We considered 2 pairs of supports of size 2:

\(I = \{R, P\}\) (the row player only using Rock and Paper) and \(J=\{R, P\}\) (the column player also only using Rock and Paper). This lead to a contradiction (at step 2 of the above general idea) where there would be no probabilities that work.
\(I = \{R, P\}\) (the row player only using Rock and Paper) and \(J=\{P, S\}\) (the column player only using Paper and Scissors). This lead to a contradiction (at step 3 of the above general idea) the row player would benefit from playing Scissors.

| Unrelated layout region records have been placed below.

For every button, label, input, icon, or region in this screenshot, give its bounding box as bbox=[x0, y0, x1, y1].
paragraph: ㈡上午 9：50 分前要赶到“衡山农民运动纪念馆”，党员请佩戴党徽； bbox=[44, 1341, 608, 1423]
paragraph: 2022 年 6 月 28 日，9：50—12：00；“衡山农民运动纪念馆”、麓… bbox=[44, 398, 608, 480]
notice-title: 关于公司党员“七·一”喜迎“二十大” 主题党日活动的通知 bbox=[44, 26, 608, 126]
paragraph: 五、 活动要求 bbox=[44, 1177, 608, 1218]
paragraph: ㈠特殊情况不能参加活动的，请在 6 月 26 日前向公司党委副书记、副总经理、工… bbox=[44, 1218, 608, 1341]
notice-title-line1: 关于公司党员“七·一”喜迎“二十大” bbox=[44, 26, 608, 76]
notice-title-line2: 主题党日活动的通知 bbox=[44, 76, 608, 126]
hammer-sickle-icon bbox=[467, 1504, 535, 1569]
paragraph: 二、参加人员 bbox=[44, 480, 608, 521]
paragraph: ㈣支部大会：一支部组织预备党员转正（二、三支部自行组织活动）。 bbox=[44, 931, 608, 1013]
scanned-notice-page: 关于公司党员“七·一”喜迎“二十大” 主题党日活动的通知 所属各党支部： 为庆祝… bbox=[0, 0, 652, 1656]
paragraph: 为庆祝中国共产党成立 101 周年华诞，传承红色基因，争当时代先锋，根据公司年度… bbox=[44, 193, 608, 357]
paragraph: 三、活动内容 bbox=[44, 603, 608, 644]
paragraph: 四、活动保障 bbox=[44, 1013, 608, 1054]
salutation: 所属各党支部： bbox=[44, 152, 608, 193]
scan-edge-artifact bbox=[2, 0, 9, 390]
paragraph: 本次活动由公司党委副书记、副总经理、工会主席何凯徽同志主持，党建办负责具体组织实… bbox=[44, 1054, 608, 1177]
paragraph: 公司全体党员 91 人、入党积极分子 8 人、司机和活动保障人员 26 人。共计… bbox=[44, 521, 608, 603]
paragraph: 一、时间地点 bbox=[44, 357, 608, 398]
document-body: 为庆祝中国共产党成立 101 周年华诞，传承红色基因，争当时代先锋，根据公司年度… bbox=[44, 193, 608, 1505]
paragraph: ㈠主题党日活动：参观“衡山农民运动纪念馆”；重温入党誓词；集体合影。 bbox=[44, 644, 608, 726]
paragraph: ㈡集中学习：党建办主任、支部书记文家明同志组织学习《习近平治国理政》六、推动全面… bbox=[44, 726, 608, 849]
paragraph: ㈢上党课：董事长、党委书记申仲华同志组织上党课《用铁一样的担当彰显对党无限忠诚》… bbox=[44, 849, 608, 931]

That is 2 of the 9 possible pairs of supports of size 2.

We then considered both players playing all 3 strategies which lead to a Nash equilibria of:

\[\sigma_r = (1/3, 1/3, 1/3) \qquad \sigma_c = (1/3, 1/3, 1/3)\]

Indeed in this case we have:

\[\max(A\sigma_c) = \begin{pmatrix}0\\0\\0\end{pmatrix}\]

(the important thing is not that the values are 0 but that they are all the same)

and:

\[\sigma_r A \sigma_c = \max(A\sigma_c)\]

and there are no strategies outside of the support (because they’re all being played) that could do better.

This all corresponds to the best response condition.

With a few more minutes, I wanted to show how to use support enumeration with Nashpy, you can see the video describing this: “Using Python to find Nash Equilibria with Nashpy - YouTube Private”

Here is some code to recreate everything we did today:

import numpy as np
import nashpy as nash

A = np.array(
    (
        (0, -1, 1),
        (1, 0, -1),
        (-1, 1, 0),
    )
)
rps = nash.Game(A)
list(rps.support_enumeration())

A student come up to me after class and made a great point: “this seems incredibly inefficient”: this is absolutely correct. Support enumeration is essentially a “from first principles” algorithm. It is robust but slow. Some alternatives (that are not considered in the class but might be useful to you in your group projects):

Vertex enumeration.
Lemke Howson algorithm: this is essentially state of the art and takes advantage of things computers can do very quickly. BUT it is not guaranteed to obtain all the equilibria.